CRIATIVIDADE

Começar de repente fazer uma atividade, um trabalho qualquer, como levantar-se de manhã para ir trabalhar, ir à escola, é sempre algo que na maioria das vezes nos causa preguiça, tornando-se um problema difícil e complicado, mas que na prática tem sempre uma solução aparente. Quando se tem que fazer alguma coisa, escrever algum artigo que só depende de nós, inexiste outra alternativa senão começar agir imediatamente, anular a inércia que nos impede de alavancar os primeiros movimentos.

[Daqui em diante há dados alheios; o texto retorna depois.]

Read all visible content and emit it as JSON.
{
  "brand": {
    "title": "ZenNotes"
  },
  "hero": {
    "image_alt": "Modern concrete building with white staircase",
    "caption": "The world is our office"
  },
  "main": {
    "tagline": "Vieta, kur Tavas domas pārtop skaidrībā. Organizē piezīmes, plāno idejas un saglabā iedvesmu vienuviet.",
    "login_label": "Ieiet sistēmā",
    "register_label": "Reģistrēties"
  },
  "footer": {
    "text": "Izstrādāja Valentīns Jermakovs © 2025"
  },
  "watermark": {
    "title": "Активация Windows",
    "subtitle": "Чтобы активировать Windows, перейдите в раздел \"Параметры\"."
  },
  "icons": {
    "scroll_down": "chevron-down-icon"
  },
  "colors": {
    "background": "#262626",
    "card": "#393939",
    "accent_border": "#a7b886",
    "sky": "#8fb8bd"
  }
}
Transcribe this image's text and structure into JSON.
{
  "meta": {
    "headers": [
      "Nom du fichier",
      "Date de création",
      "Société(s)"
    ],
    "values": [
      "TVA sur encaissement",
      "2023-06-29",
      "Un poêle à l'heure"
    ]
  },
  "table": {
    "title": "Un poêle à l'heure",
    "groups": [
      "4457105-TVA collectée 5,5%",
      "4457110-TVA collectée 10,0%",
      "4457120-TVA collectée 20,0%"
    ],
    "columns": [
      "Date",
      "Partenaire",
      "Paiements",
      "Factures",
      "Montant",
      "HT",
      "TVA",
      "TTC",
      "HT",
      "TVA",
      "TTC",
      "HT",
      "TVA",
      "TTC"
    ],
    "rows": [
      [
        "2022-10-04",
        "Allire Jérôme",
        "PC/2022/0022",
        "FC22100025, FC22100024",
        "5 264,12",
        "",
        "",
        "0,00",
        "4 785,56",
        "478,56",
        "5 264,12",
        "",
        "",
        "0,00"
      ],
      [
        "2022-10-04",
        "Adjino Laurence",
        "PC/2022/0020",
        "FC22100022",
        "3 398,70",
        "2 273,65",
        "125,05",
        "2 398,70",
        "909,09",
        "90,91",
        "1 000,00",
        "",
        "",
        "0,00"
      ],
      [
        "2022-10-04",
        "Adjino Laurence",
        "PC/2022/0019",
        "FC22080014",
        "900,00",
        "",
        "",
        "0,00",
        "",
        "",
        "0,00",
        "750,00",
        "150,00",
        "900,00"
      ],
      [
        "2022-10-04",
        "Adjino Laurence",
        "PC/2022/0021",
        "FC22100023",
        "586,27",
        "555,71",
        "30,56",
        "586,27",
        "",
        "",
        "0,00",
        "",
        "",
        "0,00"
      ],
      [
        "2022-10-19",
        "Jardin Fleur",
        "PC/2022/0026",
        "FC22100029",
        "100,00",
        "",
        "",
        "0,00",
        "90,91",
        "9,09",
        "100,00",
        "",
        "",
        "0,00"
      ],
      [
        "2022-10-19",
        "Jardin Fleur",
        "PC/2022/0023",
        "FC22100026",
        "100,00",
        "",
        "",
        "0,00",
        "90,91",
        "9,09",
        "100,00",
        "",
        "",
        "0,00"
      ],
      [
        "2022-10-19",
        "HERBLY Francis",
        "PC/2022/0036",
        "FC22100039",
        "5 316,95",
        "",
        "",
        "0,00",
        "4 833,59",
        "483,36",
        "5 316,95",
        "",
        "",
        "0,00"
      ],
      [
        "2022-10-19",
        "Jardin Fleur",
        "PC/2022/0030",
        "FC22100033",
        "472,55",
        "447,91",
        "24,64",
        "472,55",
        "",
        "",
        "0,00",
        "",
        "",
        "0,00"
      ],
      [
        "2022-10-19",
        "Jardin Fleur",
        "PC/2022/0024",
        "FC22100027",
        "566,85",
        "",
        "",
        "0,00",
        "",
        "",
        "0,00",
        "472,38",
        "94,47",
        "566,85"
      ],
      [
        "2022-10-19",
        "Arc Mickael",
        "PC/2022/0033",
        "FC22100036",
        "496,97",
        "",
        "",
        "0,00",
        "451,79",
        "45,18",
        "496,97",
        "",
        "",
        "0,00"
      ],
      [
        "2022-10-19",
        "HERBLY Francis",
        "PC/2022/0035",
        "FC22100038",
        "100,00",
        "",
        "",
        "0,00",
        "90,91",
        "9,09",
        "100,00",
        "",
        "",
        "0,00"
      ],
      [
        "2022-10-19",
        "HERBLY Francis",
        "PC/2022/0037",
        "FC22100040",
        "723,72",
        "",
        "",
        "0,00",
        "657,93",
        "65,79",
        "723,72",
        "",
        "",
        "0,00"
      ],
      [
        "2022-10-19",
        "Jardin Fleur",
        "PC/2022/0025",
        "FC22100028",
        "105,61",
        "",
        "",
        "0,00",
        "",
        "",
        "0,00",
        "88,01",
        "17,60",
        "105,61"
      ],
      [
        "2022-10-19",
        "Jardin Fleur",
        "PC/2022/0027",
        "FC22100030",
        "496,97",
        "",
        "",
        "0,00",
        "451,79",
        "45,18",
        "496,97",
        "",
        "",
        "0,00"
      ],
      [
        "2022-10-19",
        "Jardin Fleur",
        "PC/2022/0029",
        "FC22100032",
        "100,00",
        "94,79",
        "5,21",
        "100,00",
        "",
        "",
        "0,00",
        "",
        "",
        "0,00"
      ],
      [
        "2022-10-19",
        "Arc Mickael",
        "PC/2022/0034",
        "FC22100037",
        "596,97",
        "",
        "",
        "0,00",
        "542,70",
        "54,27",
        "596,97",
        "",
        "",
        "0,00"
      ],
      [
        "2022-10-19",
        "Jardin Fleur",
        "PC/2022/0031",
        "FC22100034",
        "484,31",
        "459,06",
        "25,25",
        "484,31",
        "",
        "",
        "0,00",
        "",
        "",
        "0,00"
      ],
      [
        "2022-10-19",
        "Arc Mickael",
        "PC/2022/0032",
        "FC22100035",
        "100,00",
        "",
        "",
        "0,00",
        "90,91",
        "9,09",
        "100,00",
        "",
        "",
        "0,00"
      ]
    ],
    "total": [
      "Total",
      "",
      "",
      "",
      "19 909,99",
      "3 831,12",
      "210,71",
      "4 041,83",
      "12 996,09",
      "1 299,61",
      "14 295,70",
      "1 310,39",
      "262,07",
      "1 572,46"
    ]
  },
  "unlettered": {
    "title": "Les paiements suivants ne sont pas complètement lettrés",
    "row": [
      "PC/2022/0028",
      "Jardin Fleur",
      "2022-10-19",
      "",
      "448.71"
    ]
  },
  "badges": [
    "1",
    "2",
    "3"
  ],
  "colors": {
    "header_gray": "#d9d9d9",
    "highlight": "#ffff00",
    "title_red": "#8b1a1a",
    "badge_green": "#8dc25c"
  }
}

Na construção deste texto, por exemplo, experimento e quero testar esta ideia do que acabo de colocar. Pensei em escrever alguma produção que fosse inédita, que pudesse servir para aumentar o meu pequeno arquivo de memórias e nenhum dos "santos" que sempre me auxiliam nestas ocasiões, baixou neste instante, daí que me sinto desamparado, incompetente, para iniciar o que poderia ser um texto memorável, quem sabe até uma obra prima de um pseudo escritor emergente. Mesmo que isto não aconteça e certamente não acontecerá, vou cumprir com o meu propósito, que é escrever um texto que não seja desprezível, que deverá ter como função contribuir, minimamente que seja, para que o mundo de alguma forma fique melhor. Estou seguindo a minha tese de que para este caso, escrever o que se deve é apenas, sair da letargia momentânea, abandonar a preguiça mental e agir dentro de uma lógica de que é preciso dar o “start”, a partida. Vou tentar então ver o que sairá deste experimento que faço ao vivo e a cores, retratando na medida da minha capacidade ou mesmo incapacidade, os sentimentos e o grau de dificuldade que esta ação específica possa representar. Não estava disposto a escrever nada, mas estabeleci que precisaria relatar este sentimento de quem não deseja fazer coisa alguma, mas que por razões diversas precisa cumprir determinada atividade, algum compromisso. Me propus a escrever sem vontade. Aliás, este é o lugar comum, o que mais acontece e é para o público que como eu, sente este desconforto, esta mesma realidade é que direciono estas minhas reflexões, este experimento. Prometo ser fiel ao propósito de não alterar nada, até porque se assim não for, não terá credibilidade esta tese, ou quem sabe até será uma teoria tola de alguém que não tem competência para estar escrevendo sobre diversos assuntos. Então, inicialmente estou fazendo um esforço para ligar o motor motivacional, sair da zona de conforto e partir para a primeira frase, a primeira ideia. Colocar no papel o título, aliás nem sei se devo mais falar em papel, mas sim colocar na tela do “smartphone” ou outro modelo tecnológico similar, a proposta, algo incerto que deverá ser elaborado. O substituto do papel, estas maravilhas tecnológicas, são hoje como o sangue que precisamos nas veias, incorporou nos tempos modernos como uma necessidade vital, como se fosse um alimento do qual temos que consumi-lo a todo instante.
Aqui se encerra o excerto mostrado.